A la recherche, jeudi matin (tôt) d’un sujet à proposer à ma rédaction en chef, je tombe sur un article publié sur le site de Telebasel.ch. Il est daté du mardi 18 mai et on est le 20. Comprendre: c’est très vieux. Tentons le coup, on ne sait jamais, sur un malentendu… J’y vais donc de ma proposition.
Elle est en rapport avec la rencontre entre Karine Keller-Sutter et Ueli Maurer, le 18, au poste frontière de Rheinfelden, situé sur l’autoroute reliant la Suisse et l’Allemagne. La ministre de Justice et Police et son collègue des Finances et des Douanes se sont donné rendez-vous à cet endroit symbolique pour évoquer un point important de la lutte antiterroriste avant la votation du 13 juin. Ce point est lié aux attributions de la Police fédérale.
Une phrase qui retient toute mon attention et me replonge, telle l’odeur de l’Ovomaltine, dans les joies préadolescentes des cours d’allemand. Traduction? «"La police fédérale pourrait entrer des données sur des suspects dans le Système d’information Schengen, ce qui n’est pas possible aujourd’hui", a dit la ministre de la Justice à Telebasel.» Ok, et donc?
Et donc? Et la place du verbe à l’infinitif dans la phrase, c’est seulement pour les écoliers romands? Voilà, c’est ça, mon sujet. Je vais la faire courte. En français, on dit: j’aime manger du pain. En allemand: j’aime du pain manger. Le verbe à l’infinitif, «manger», est reporté en fin phrase. Or, dans la citation de Karin Keller-Sutter, l’infinitif, «registrieren», s'invite en milieu de phrase, contre tous les usages de la germanistique.

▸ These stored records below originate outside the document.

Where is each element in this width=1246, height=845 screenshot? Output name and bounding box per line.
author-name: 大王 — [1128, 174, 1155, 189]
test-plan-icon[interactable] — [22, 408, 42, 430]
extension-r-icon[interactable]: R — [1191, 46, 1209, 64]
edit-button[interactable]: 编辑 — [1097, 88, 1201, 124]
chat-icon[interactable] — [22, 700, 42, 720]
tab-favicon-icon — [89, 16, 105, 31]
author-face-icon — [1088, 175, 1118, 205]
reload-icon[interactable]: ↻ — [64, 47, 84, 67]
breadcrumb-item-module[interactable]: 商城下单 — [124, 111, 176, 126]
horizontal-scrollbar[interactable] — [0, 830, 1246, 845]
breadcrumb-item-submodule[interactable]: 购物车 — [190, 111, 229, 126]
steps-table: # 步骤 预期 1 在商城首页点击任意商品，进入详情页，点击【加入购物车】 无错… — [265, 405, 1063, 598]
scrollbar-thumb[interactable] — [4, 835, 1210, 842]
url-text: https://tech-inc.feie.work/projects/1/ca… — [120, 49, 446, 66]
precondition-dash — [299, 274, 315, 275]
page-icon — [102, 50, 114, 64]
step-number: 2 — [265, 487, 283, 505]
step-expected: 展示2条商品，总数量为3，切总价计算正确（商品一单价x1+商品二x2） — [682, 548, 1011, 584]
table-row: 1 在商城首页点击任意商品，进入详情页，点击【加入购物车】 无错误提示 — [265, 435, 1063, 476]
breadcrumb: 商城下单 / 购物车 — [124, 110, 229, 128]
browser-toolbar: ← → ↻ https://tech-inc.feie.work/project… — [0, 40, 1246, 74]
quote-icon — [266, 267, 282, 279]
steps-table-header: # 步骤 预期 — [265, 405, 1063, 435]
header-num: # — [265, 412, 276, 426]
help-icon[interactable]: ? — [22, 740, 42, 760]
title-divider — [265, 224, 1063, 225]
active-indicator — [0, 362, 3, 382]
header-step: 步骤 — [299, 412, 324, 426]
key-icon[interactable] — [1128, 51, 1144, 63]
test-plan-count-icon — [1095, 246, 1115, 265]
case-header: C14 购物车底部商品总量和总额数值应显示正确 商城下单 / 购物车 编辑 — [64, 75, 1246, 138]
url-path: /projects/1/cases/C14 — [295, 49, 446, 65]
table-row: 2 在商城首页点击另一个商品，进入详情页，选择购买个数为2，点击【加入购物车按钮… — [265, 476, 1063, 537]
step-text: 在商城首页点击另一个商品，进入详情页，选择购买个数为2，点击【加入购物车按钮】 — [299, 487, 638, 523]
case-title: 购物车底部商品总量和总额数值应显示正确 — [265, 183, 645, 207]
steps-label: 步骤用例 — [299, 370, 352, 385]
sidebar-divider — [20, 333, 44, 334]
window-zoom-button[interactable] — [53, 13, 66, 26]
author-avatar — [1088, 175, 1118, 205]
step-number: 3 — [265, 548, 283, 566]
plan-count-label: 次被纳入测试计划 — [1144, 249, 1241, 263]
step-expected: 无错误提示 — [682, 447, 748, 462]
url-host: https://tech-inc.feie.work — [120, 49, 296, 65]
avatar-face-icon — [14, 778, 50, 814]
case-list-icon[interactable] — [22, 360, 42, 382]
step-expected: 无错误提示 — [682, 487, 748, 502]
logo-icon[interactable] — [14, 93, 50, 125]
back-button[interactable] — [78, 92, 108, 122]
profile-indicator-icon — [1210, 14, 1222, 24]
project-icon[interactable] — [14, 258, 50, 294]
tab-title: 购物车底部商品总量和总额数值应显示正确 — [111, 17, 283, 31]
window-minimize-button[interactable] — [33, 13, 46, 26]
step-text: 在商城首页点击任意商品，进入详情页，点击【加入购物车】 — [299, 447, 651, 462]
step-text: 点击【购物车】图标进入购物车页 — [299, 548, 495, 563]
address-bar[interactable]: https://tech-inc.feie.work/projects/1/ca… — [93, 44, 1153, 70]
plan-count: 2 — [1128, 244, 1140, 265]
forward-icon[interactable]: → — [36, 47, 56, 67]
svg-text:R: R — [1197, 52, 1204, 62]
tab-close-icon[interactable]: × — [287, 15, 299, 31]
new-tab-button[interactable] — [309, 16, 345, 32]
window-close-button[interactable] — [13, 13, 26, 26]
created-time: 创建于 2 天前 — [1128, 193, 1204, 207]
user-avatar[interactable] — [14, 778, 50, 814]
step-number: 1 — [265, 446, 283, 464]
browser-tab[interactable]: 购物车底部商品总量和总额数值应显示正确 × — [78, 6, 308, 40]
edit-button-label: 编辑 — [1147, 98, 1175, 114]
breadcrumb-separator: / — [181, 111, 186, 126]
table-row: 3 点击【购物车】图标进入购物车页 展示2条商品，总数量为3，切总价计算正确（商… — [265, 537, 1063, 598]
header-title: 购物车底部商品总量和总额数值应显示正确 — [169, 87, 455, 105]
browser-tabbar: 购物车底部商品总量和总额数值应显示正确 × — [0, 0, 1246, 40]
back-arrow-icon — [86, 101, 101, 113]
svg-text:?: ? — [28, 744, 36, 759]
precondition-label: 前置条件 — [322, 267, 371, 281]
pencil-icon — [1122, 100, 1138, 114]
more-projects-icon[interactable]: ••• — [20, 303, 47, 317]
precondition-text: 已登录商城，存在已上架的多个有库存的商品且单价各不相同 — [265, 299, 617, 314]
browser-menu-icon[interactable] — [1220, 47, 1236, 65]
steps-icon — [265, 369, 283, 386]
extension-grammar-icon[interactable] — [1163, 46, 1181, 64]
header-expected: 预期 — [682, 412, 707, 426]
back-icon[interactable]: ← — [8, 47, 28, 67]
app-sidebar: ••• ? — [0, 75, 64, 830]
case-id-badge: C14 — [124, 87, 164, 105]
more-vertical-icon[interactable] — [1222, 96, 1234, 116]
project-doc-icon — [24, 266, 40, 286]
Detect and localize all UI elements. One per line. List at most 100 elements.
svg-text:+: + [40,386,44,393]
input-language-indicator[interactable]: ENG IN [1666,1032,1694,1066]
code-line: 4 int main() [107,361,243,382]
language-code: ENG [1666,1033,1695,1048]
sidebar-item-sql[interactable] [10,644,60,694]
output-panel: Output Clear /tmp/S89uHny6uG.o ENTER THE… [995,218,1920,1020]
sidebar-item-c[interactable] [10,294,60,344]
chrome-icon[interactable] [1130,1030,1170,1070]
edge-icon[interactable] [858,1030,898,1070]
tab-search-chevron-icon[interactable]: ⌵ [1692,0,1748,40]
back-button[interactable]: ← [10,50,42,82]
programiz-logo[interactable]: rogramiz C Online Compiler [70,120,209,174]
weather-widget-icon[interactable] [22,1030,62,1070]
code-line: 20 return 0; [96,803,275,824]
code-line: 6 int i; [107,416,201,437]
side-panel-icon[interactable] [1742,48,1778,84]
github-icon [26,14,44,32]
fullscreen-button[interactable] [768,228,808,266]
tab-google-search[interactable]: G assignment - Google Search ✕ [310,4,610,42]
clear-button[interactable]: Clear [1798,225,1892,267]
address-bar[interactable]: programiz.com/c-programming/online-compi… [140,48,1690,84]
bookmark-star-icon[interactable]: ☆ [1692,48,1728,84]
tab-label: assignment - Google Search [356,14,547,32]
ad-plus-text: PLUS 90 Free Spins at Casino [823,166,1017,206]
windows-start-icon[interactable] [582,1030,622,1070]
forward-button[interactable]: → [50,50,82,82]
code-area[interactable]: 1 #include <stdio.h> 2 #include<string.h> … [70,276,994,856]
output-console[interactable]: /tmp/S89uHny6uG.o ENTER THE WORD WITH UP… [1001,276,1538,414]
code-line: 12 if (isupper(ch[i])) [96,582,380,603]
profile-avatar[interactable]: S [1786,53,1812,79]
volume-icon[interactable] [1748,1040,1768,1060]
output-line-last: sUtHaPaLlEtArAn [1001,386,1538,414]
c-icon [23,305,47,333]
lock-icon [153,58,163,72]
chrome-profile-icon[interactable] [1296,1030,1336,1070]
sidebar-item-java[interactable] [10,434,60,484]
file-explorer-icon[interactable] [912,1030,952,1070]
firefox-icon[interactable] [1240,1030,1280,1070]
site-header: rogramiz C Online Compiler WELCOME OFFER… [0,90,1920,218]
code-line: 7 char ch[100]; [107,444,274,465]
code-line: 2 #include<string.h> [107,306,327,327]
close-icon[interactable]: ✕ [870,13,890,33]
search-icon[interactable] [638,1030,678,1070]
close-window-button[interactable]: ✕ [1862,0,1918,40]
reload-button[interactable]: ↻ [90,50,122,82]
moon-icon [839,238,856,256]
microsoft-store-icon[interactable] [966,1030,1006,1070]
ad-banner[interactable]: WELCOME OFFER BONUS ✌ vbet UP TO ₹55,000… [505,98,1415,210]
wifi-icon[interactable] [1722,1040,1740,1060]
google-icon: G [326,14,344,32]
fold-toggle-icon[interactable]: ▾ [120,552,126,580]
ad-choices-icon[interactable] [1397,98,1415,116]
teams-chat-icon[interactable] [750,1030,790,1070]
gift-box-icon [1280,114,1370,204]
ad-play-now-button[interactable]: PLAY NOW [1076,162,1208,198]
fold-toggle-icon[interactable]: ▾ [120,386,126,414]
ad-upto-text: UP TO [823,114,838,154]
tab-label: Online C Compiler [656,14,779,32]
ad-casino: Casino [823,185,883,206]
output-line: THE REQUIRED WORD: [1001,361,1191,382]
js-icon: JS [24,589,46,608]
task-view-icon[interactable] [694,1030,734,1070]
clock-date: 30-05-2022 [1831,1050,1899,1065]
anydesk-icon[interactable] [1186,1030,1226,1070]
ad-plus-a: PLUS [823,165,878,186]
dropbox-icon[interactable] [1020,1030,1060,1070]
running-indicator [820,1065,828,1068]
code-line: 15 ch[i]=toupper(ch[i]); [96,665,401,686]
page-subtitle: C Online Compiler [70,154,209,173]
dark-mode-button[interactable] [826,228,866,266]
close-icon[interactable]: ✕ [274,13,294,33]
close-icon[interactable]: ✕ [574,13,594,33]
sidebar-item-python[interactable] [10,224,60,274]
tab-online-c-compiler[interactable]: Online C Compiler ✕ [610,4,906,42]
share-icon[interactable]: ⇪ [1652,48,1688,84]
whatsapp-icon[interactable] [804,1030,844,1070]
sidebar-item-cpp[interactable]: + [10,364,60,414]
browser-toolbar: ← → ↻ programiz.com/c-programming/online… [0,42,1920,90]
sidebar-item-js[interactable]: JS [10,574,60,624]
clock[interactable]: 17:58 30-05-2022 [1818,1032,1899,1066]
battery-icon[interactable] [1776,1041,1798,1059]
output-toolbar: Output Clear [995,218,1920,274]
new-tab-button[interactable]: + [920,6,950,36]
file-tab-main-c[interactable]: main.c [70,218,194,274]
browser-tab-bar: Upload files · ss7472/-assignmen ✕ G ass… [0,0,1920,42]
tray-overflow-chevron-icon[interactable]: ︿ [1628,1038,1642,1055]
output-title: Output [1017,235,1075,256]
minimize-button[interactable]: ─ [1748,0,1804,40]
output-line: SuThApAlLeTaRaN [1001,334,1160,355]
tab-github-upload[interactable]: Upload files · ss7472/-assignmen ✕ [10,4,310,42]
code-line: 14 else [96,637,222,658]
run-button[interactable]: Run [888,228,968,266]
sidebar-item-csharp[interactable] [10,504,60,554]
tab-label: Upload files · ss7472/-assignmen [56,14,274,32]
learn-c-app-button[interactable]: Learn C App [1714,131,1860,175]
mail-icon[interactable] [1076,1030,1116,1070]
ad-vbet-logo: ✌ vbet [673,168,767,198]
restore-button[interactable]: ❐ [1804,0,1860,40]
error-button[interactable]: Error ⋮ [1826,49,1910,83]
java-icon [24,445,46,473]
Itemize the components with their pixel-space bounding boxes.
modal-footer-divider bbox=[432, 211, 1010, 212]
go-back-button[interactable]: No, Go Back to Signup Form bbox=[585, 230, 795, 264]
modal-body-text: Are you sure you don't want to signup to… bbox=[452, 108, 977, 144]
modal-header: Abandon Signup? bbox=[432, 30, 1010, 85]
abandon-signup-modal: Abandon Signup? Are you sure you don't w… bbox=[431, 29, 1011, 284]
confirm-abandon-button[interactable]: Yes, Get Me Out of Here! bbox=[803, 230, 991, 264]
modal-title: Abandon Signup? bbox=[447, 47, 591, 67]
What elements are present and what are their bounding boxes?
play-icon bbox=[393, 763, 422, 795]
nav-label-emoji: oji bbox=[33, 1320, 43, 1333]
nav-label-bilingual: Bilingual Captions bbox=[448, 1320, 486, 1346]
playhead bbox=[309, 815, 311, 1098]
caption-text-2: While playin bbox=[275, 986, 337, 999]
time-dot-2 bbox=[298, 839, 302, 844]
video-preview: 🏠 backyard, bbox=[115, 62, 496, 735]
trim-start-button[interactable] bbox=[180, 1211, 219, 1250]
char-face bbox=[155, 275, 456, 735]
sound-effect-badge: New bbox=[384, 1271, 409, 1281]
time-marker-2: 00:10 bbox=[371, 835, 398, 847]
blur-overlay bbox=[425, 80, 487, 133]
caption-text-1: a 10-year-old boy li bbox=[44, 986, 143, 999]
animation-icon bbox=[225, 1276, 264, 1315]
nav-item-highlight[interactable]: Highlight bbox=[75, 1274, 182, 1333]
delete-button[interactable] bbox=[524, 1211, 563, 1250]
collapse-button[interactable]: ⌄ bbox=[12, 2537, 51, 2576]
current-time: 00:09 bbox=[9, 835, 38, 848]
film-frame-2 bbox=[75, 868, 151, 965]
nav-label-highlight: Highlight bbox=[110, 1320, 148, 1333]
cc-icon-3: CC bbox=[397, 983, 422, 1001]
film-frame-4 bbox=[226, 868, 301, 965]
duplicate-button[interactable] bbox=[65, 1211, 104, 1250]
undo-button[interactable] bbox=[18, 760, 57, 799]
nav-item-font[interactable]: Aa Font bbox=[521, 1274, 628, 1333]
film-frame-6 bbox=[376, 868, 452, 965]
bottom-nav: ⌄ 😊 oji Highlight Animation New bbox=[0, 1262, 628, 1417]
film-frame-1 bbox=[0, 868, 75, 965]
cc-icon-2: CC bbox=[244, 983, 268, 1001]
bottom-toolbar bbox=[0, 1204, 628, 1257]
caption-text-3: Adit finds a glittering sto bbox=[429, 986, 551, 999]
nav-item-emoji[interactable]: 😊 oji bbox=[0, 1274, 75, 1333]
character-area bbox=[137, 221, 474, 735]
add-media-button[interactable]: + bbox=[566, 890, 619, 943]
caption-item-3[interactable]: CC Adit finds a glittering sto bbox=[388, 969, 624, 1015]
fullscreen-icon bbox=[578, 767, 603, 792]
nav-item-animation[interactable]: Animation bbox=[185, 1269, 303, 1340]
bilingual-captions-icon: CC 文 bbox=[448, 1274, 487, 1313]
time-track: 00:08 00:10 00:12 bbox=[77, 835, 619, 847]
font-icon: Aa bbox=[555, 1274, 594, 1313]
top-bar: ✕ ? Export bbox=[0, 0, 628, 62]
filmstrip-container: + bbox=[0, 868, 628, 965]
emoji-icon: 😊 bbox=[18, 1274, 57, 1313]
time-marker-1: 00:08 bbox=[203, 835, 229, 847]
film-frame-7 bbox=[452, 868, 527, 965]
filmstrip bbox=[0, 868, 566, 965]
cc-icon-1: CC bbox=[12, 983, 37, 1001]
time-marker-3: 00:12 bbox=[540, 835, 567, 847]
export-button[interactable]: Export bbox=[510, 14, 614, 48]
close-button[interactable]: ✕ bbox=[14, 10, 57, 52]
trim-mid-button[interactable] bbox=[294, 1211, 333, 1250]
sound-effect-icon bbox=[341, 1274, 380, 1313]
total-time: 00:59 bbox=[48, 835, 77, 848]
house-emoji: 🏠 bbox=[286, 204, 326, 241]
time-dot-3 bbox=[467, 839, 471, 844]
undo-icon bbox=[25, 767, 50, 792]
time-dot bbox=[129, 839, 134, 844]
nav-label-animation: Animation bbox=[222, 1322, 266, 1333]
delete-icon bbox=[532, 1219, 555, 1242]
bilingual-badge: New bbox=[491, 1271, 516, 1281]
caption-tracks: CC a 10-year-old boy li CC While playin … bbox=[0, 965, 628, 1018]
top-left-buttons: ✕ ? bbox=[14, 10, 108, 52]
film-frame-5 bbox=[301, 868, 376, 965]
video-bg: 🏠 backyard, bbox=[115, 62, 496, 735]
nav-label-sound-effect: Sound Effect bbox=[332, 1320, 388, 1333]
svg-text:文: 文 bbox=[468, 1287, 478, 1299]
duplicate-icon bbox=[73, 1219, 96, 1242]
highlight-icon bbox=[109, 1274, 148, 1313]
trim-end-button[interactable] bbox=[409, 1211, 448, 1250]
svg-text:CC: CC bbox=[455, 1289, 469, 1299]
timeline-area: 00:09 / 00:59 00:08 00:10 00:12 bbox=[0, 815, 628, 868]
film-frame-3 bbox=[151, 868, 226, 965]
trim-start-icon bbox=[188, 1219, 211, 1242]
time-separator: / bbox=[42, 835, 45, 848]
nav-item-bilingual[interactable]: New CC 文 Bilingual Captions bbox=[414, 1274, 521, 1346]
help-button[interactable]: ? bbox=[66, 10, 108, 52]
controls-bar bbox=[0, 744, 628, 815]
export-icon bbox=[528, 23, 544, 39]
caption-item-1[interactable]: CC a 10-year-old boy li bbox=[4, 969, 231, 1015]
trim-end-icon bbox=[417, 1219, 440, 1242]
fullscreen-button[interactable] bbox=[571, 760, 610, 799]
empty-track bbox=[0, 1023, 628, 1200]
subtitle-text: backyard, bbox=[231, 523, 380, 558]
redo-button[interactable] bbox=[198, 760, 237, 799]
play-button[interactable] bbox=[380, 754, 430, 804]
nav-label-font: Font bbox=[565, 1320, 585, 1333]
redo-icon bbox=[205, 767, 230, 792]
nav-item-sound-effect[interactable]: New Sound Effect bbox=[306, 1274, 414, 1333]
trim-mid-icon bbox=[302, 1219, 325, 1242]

En l'espèce, et comme on l’a appris en classe à coups d’électrochocs, sitôt après avoir bu l’Ovo, englouti la tartine de confiture de mûre et quitté maman, le placement idoine de l’infinitif, c’est celui-ci: Die Bundespolizei könnte verdeckte Fahndungen im Schengener Informationssystem registrieren. «Registrieren» après «Schengener Informationssystem» et pas avant.
«Appelle Watson à Zurich (la rédaction germanophone)», m’a conseillé mon supérieur hiérarchique. J’ai appelé Petar (pas au hasard, je sais qu’il parle français). Mon sujet l’a bien fait rire. En gros, je découvre la Lune. Eh oui, les Suisses alémaniques, qui dans la vie courante parlent le «dialecte», le schwytzertütsch, s’affranchissent de certaines règles de grammaire allemande. J’ai cherché à savoir si c’était là pour nos compatriotes une manière de se démarquer des Allemands, je n’ai pas eu de réponse claire. J’en déduis que oui, ne serait-ce qu'un peu.
Le sujet est moins superficiel qu’il n’y paraît. Au Palais fédéral (c’est Petar qui me l’a dit), les personnes préposées au Bulletin officiel, réécrivent dans une langue et une grammaire impeccables, lorsqu’il y a lieu, les déclarations des élus faites aux tribunes du Parlement.
Les parlementaires et ministres romands n’échappent pas à la correctionnelle, bien sûr. Mais chez eux, c’est davantage l’expression qui sera retouchée. Tandis que c’est la grammaire et la syntaxe qui seront remises à l’endroit après le passage au micro de certains Alémaniques.
Et pour cause: l’intervention est pensée en dialecte, mais exprimée en allemand comme le veut l’usage confédéral. Or, nous glisse-t-on dans l’oreillette, tous les élus alémaniques ne maîtrisent pas à la perfection le Hochdeutsch, cette langue pas vraiment la même, pas vraiment une autre.
En tout cas, avons-nous appris de source sûre, les infinitifs repérés à mi-phrase dans les interventions orales en allemand, sont «systématiquement» renvoyés à la fin, leur place grammaticale attitrée, dans le Bulletin fédéral, le verbatim de la démocratie suisse. Parfois, confidence de scribe, des déclarations comportant un grand nombre de relatives et de subordonnées sont réaménagées «pour éviter de retrouver une ribambelle de verbes en fin de phrase». Une curiosité dont se délectent les lecteurs de l'auguste Neue Zürcher Zeitung en costume de lin à Venise.
Pendant ce temps, à Yverdon comme à Delémont, les écoliers romands apprenant l’allemand continuent d’appliquer la bonne vieille règle de l’infinitif relégué en bout de phrase, tournant huit fois dans leur bouche ce qu’ils vont dire avant de l’exprimer, comme s’ils se trouvaient face à deux fils électriques, dont l’un doit être coupé et l’autre surtout pas mon Dieu. S’ils savaient à quel point tout ça n’a pas beaucoup d’importance entre Sarine et Rhin.